Шрифт:
Интервал:
Закладка:
- Сеня! - тревожно говорила Галя перед сном; они теперь обычно засыпали под думы и разговоры о Кате. - Мы с ней по-простому, а она как стеклянная. Не разбить бы.
Для деревни было сказано, что она внучатая Сенина племянница, родственников его никто не знал. Для деревни было сказано, а говорить Кате, за кого они ее пригревают, не решались. А она бы и не поняла ничего. Сколько катало ее по недобрым людям - не узнать, но пришлась эта злая доля на самые чувствительные годы, и теперь сердчишко ее, должно быть, ломается от тепла, как лед по весне... "А уж осень, осень..." - боялся додумать Сеня.
С лета он собирался в тайгу за орехом, который тоже нынче уродился, но не пошел. Показалось ненужным. Никуда из деревни уходить не хотелось, а Гале он объяснял, что это от старости. Засыпая, думал: "Скорей бы новый день, чтобы видеть вокруг себя далеко". Стены сжимали его, воздух казался отжатым. Просыпался он быстро, с радостью и сразу вскакивал на ноги, первым шел ставить чайник. За завтраком, когда сидели все вместе, продолжал свои фантазии:
- Выхожу ночью на улицу, а ночь зве-ездная, ядреная. И слышу опять: шу-шу, шу-шу...
Катя отрывалась от еды:
- Да ведь огурцов на грядке нет. Кому шушукаться-то?
- Ты слушай. Слышу: шу-шу, шу-шу. И тоже невдомек: ведь огурцов на грядке нет, кому шушукаться-то? Прислушался получше, а это морковка. "Делать нечего, - переговариваются грядка с грядкой, - надо бежать. Бежать от лютой погибели в этом огороде, от этих людей. Ботву нам обрезали, оставили в земле для сохранения, а какое может быть сохранение, если наш враг, жадный крот, поедом нас споднизу ест. Нету нашей моченьки больше терпеть. Если завтра к восемнадцати ноль-ноль не придут нам на помощь, всем немедленно уходить". Шу-шу, шу-шу: всем, всем, всем.
Катя, склонившись, прячась за стаканом с чаем, хитренько поглядывает на Галю, понимая, что сказка эта больше сказывается для нее, для Гали.
- Уберем сегодня, - ворчит Галя. - Не можешь по-человечески-то сказать?
- А ты что - по-морковному услыхала?
Все трое смеются, потом Галя стучит ложкой по столу. Она не любит, чтобы последнее слово оставалось не за ней.
- Ну, Сеня! Ну, Сеня! Ты язык допрежь смерти сотрешь - посмотрим, по-каковски ты хрюкать будешь.
Катя прыскает, из набитого рта летят крошки и брызги; отряхиваясь, отираясь, она говорит совсем по-взрослому, по-деревенски:
- Ну вас! Уморили!
К ней стала приходить подружка, Ольги Ведерниковой заскребушка, девочка донельзя тихая, молчаливая, скидывающая обувку сразу же, как только выходила она из дому, и где попало эту обувку забывающая. Звали девочку Аришей, Сеня называл ее Ариной Родионовной.

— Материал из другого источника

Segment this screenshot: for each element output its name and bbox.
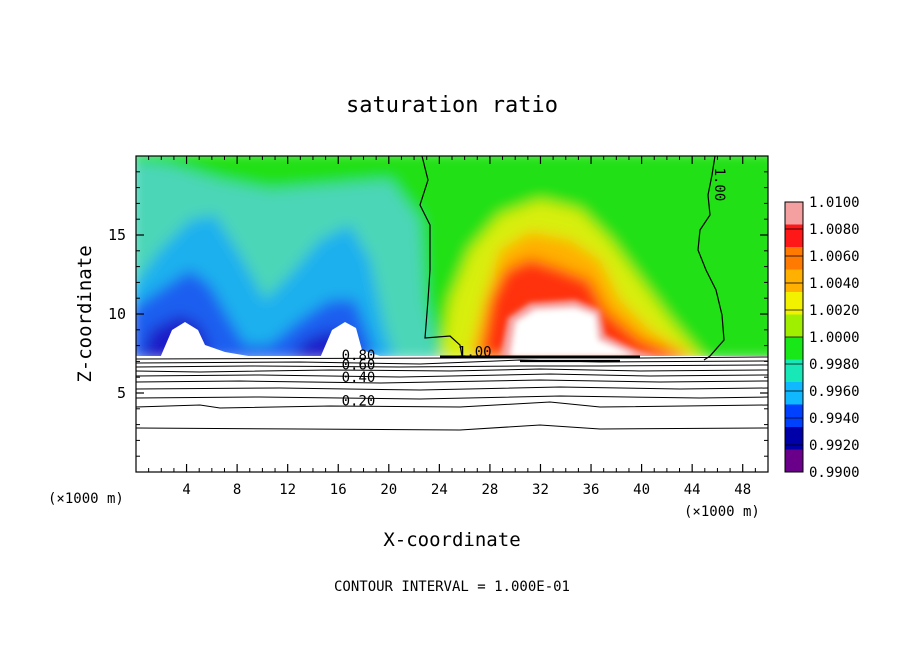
contour-labels: 0.800.600.40 0.20 1.00 1.00 xyxy=(342,168,727,410)
x-tick-label: 16 xyxy=(330,482,347,498)
colorbar-swatch xyxy=(785,359,803,383)
isolines xyxy=(136,355,768,431)
contour-label: 1.00 xyxy=(458,345,492,361)
x-unit-label-left: (×1000 m) xyxy=(48,491,124,507)
x-tick-label: 32 xyxy=(532,482,549,498)
x-tick-label: 28 xyxy=(481,482,498,498)
x-tick-label: 40 xyxy=(633,482,650,498)
contour-label: 0.60 xyxy=(342,357,376,373)
contour-label: 1.00 xyxy=(711,168,727,202)
colorbar-swatch xyxy=(785,292,803,315)
colorbar-label: 1.0040 xyxy=(809,276,860,292)
x-unit-label-right: (×1000 m) xyxy=(684,504,760,520)
y-tick-label: 5 xyxy=(117,384,126,402)
x-tick-label: 20 xyxy=(380,482,397,498)
y-axis-label: Z-coordinate xyxy=(74,245,96,382)
colorbar-label: 1.0100 xyxy=(809,195,860,211)
colorbar-swatch xyxy=(785,449,803,473)
x-tick-label: 4 xyxy=(182,482,190,498)
colorbar-label: 0.9940 xyxy=(809,411,860,427)
contour-interval-footer: CONTOUR INTERVAL = 1.000E-01 xyxy=(334,579,570,595)
colorbar-swatch xyxy=(785,224,803,248)
colorbar-label: 1.0080 xyxy=(809,222,860,238)
x-tick-label: 44 xyxy=(684,482,701,498)
contour-label: 0.80 xyxy=(342,348,376,364)
contour-label: 0.20 xyxy=(342,394,376,410)
x-tick-label: 8 xyxy=(233,482,241,498)
colorbar-swatch xyxy=(785,269,803,293)
colorbar-label: 0.9980 xyxy=(809,357,860,373)
colorbar-swatch xyxy=(785,247,803,270)
contour-label: 0.40 xyxy=(342,370,376,386)
colorbar-swatch xyxy=(785,337,803,360)
colorbar-swatch xyxy=(785,202,803,225)
colorbar-label: 0.9900 xyxy=(809,465,860,481)
colorbar-swatch xyxy=(785,314,803,338)
x-tick-label: 36 xyxy=(583,482,600,498)
colorbar: 1.0100 1.0080 1.0060 1.0040 1.0020 1.0000 0.99… xyxy=(784,195,860,481)
colorbar-label: 1.0060 xyxy=(809,249,860,265)
y-tick-label: 10 xyxy=(108,305,126,323)
x-tick-label: 24 xyxy=(431,482,448,498)
plot-area: 0.800.600.400.201.001.00 4 8 12 16 20 24 28 32 3… xyxy=(108,155,769,498)
y-axis-ticks: 5 10 15 xyxy=(108,171,768,457)
x-axis-ticks: 4 8 12 16 20 24 28 32 36 40 44 48 xyxy=(148,156,756,498)
colorbar-label: 1.0000 xyxy=(809,330,860,346)
colorbar-label: 0.9960 xyxy=(809,384,860,400)
chart-title: saturation ratio xyxy=(346,93,558,118)
x-axis-label: X-coordinate xyxy=(383,529,520,551)
colorbar-swatch xyxy=(785,427,803,450)
colorbar-swatch xyxy=(785,382,803,405)
colorbar-label: 0.9920 xyxy=(809,438,860,454)
colorbar-swatch xyxy=(785,404,803,428)
filled-contours: 0.800.600.40 0.20 1.00 1.00 xyxy=(136,156,768,472)
x-tick-label: 48 xyxy=(734,482,751,498)
x-tick-label: 12 xyxy=(279,482,296,498)
colorbar-label: 1.0020 xyxy=(809,303,860,319)
y-tick-label: 15 xyxy=(108,226,126,244)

- Ну что, Арина Родионовна, - встречал он ее, босоногую, - где сегодня сапоги оставила?
Сапоги могли аккуратно стоять вместе посреди дороги, могли быть в разлуке - один у своего дома, второй у чужого, а могли оттягивать спрятанные за спину руки. Аришу расшевелить было трудно, да Катя и не умела, ее самое надо было расшевеливать, но, как старшая, она понимала, что игру должна предлагать она, и принималась прыгать через скакалку, подавала затем скакалку Арише - та брала, и продолжала сидеть на широкой лавке возле крыльца, уставив свое тоже белесое, с низкой челкой, с мокротой под носом лицо на Катю. Игра Аришу не занимала, она приходила полюбоваться на девочку из какого-то другого мира - чистенькую, аккуратную, необыкновенно красивую. Все уже знали, что у Поздняковых живет красивая девочка. Бабка Наталья перебиралась через дорогу, прикрывала у Поздняковых за собой калитку и била о нее висячим чугунным кольцом, давая о себе знать.

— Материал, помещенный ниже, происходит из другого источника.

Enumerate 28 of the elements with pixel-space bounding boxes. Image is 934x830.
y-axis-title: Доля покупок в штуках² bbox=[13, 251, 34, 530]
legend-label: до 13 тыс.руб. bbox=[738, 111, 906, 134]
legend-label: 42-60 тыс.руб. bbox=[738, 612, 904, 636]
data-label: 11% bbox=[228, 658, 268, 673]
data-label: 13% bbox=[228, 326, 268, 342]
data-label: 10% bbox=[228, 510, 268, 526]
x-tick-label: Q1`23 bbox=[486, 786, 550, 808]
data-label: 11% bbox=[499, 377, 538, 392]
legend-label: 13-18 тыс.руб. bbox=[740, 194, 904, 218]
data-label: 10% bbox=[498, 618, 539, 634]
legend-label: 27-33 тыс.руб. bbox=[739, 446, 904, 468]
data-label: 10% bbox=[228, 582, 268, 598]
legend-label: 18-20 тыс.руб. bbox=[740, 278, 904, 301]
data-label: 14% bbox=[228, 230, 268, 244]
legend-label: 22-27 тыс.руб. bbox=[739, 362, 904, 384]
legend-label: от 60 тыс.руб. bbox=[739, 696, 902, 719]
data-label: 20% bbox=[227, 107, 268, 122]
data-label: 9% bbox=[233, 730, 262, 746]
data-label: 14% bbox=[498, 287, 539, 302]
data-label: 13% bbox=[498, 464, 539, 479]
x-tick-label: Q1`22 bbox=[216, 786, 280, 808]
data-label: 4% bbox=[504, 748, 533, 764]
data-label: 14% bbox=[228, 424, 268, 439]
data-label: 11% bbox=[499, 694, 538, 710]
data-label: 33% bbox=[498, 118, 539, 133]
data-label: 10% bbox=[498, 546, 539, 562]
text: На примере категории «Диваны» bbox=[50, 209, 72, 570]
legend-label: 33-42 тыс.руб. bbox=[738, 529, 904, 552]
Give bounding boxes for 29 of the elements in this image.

- Где-ка тут наша бравенькая? - спрашивала она, не глядя, есть кто во дворе или нет. - Гли-ка, че я тебе принесла... - И уж после этого поднимала глаза. - Сеня, ты? А где-ка наша метеворка? Я седни сушки стряпала... - И высыпала в какой-нибудь тазик, которые всегда обсыхали на воздухе, кучу витых кренделей-баранок, еще теплых. - Покусай, покусай, - протягивала она первую Кате. - А поглянется - приходи, вместе чаю попьем.
В другой раз решительно тянула Катю к себе. Та возвращалась с маленьким, будто бы игрушечным, но изготовленным по полной форме самоваром - с осадистыми ножками, с решетчатым низом, с раскинутыми по бокам фасонисто ручками и проворачивающимся в гнезде краником, даже с короткой, загнутой в колене трубой.
- Вот, - удивленно и таинственно объясняла Катя. - Это было в деревушном чабадане.
- Где?
- В деревушном чабадане. Это такой деревянный ящик, наверное, старинный чемодан.
И замирала с улыбкой, продолжая любоваться самоваром.
- Бравенький? - с хитрецой спрашивала она.
- Бравенький, - соглашалась Галя. - Только дочистить надо.
И еще миновали неделя и вторая, а всего после приезда и месяц отошел. Началось ненастье с холодными дождями и длинными заунывными порывами северного ветра, который, казалось, испускал от затяжной натяги весь дух, затихал и, набрав его в какую-то могучую грудь, снова принимался дуть мощным выдохом. С лесов сбило последнюю листву, и они стояли черно и зябко; опущенное хвойное покрывало сосняков и ельников тоже смотрелось в мокроте безрадостно. По воде (море называли просто водой) ходили волны, взблескивая загибающимися остриями белых барашков, вся земля гудела и стонала. Сеня влез в новые сапоги, привезенные из города, и, только натянув их на ноги, вспомнил, как они покупались и как он впервые увидел Катю. Вспомнил и долго сидел, тупо глядя на сапоги, размышляя, не лучше ли было их до весны не трогать.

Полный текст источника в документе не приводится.